In the early 1930’s Porters photographs of birds were in black and white, however in the early 1940’s he began using the then new Kodachrome color film, it had slow speed and required the use of large flashbulbs to achieve the correct exposure. Porter used a cumbersome large format camera because he valued the greater detailed the equipment allowed. The lack of mobility of the camera due to its size, Porter would have to spend hours sometimes even days waiting for specific birds to perch near him. His bird photographs where very important because of their meticulous detail while also artistically of note because of their fine technique and composition. His work was in the style of Ansel Adams, showing the subject in a straightforward manner, with emphasis on tone and detail.
Eventually Porter’s color photography went from the portrayal of birds to beautiful natural landscapes. In 1962 he presented an exhibition entitled “In Wildness Is the Preservation of the world”. Porter was active in environmental preservation and had other books published by the Sierra club. He published many books in his lifetime about nature photographs, some of those books include, The Place No One Knew (1963), Baja California (1967), Galapagos (1968), Appalachian Wilderness (1970), and The Tree Where Man Was Born (1972). His finest collection of bird photos was collected in his book, Birds of North America (1972).
In 1979 Eliot Porter’s work was exhibited in Intimate Landscapes, this was first one-person show of color photography at the Metropolitan Museum of Art in New York. This exhibit brought praise to Porter as the one individual who brought credibility to color photography as a medium of fine art. The image selection from this exhibition defined the now known term “Intimate Landscape”. The close range
Quite compositions of natural elements with muted colors and dense textures, meditative and dense with layer meanings. This was the Hallmark of Porter’s work at the exclusion of more expansive and spectacular landscapes.

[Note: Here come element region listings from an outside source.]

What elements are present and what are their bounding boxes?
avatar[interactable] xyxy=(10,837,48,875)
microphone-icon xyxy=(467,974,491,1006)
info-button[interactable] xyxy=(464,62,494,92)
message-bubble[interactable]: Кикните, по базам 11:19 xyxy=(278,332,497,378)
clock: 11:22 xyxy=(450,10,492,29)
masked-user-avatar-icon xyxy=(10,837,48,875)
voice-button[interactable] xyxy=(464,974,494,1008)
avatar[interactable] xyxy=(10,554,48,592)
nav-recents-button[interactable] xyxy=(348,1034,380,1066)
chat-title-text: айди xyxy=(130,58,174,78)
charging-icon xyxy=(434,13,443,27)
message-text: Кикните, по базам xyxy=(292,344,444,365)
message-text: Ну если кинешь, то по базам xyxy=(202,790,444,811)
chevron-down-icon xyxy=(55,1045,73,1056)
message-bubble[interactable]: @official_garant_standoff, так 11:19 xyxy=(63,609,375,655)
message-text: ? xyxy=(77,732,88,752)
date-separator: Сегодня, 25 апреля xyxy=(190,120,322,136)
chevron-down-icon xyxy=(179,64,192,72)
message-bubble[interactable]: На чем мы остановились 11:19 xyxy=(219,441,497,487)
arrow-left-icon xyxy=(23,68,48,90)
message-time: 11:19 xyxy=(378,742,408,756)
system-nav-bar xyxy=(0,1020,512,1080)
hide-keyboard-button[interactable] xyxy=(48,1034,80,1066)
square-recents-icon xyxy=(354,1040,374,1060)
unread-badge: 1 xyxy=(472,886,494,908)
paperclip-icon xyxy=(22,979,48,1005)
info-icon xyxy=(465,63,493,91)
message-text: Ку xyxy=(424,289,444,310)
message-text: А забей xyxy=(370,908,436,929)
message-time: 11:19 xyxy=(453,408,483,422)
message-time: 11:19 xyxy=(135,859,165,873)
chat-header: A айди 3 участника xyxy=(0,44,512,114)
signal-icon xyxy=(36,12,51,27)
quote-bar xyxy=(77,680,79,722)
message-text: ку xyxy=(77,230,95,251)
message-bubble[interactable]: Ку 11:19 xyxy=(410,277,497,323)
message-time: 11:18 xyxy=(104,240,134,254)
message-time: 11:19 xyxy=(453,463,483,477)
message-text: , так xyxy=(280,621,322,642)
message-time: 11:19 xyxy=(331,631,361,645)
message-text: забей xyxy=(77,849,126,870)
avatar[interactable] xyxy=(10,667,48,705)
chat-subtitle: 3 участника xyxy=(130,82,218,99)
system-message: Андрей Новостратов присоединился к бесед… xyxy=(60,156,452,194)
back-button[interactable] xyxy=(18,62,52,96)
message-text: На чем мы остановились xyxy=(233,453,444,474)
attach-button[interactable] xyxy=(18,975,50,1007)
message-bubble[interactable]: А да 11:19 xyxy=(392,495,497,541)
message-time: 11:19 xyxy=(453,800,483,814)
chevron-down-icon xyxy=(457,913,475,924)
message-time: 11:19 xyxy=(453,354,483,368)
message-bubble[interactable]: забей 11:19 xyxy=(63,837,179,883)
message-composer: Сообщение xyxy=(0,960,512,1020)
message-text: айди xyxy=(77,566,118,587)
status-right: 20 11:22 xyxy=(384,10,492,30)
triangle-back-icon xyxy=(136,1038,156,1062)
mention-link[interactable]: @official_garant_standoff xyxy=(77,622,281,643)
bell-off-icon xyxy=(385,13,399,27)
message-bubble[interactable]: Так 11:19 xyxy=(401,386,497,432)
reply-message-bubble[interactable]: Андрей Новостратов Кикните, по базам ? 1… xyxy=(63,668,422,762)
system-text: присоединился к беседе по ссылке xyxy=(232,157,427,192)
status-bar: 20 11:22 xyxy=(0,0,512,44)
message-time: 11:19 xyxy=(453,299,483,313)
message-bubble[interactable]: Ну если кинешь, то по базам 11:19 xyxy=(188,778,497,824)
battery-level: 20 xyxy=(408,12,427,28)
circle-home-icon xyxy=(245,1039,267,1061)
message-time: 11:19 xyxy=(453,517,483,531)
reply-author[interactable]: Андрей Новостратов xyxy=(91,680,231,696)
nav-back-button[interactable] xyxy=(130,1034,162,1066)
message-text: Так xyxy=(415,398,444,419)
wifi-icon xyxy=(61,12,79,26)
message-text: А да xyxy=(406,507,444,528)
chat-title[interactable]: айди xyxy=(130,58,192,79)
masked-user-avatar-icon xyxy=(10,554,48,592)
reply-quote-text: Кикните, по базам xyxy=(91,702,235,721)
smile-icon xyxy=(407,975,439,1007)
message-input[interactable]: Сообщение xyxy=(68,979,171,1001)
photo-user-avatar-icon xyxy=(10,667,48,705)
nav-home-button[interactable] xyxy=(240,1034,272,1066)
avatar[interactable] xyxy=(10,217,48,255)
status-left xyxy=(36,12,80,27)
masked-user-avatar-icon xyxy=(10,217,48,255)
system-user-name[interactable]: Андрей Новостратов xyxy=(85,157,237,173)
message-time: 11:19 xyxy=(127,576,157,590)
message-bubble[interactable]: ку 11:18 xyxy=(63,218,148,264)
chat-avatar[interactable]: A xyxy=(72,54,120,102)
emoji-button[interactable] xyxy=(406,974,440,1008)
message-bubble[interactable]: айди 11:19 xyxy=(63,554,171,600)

Porter traveled all over the world to extensively explore and to photograph ecologically important and culturally significant places. In his travels he published books from Glen Canyon in Utah, Maine, Baja California, Galapagos Islands, Antarctica, East Africa, and Iceland. Some of his most noted cultural studies took place in Mexico, Egypt, China, Czechoslovakia, and ancient Greece. The book he had published on Glen Canyon “The Place No One Knew” depicted the canyons appearance before its inundation by the lake Powell reservoir. ​​​​​​​
In 1987 a book named “Making a New Science” published by James Gleick, Cause Porter to reexamine his work in the context of Chaos theory. In the 1990 both Porter and James Gleick collaborated on a project called Nature’s Chaos. This combined Porter’s photographs with an essay by Gleick. Sadly, Eliot Porter passed away in 1990 at the age of 88, in Santa Fe, New Mexico. He had left his personal archive to the Amon Carter Museum of American Art in Fort Worth, Texas.

In Eliot Porters personal life, he had a brother named Fairfield Porter who was a realist painter and art critic. His brother in-law, Michael W. Straus, was commissioner of the United States Bureau of Reclamation. Eliot Porter’s was married to his first wife Marian Brown, from 1927 until there divorce in 1934. Porter then remarried in 1936 to Aline Kilham, where they both move to Santa Fe, New Mexico.

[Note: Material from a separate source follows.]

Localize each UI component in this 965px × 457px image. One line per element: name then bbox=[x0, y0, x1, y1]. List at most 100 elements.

I choose Eliot Porter for this shoot in the style of project because I was really captivated by his work and publishing’s. He had a love for the outdoors just like me. The way that he was able to capture not only bird’s but beautiful landscapes in full color was just amazing for the time. I personally inspire to travel the world some day taking pictures of food, culture, beautiful landscapes, nature, and wildlife. I would love to make a career being a travel photographer and hopefully have great success just like Porter. Who knows maybe one day in the not so distant future I will have some of my greatest work hanging in a art gallery for the whole world to see.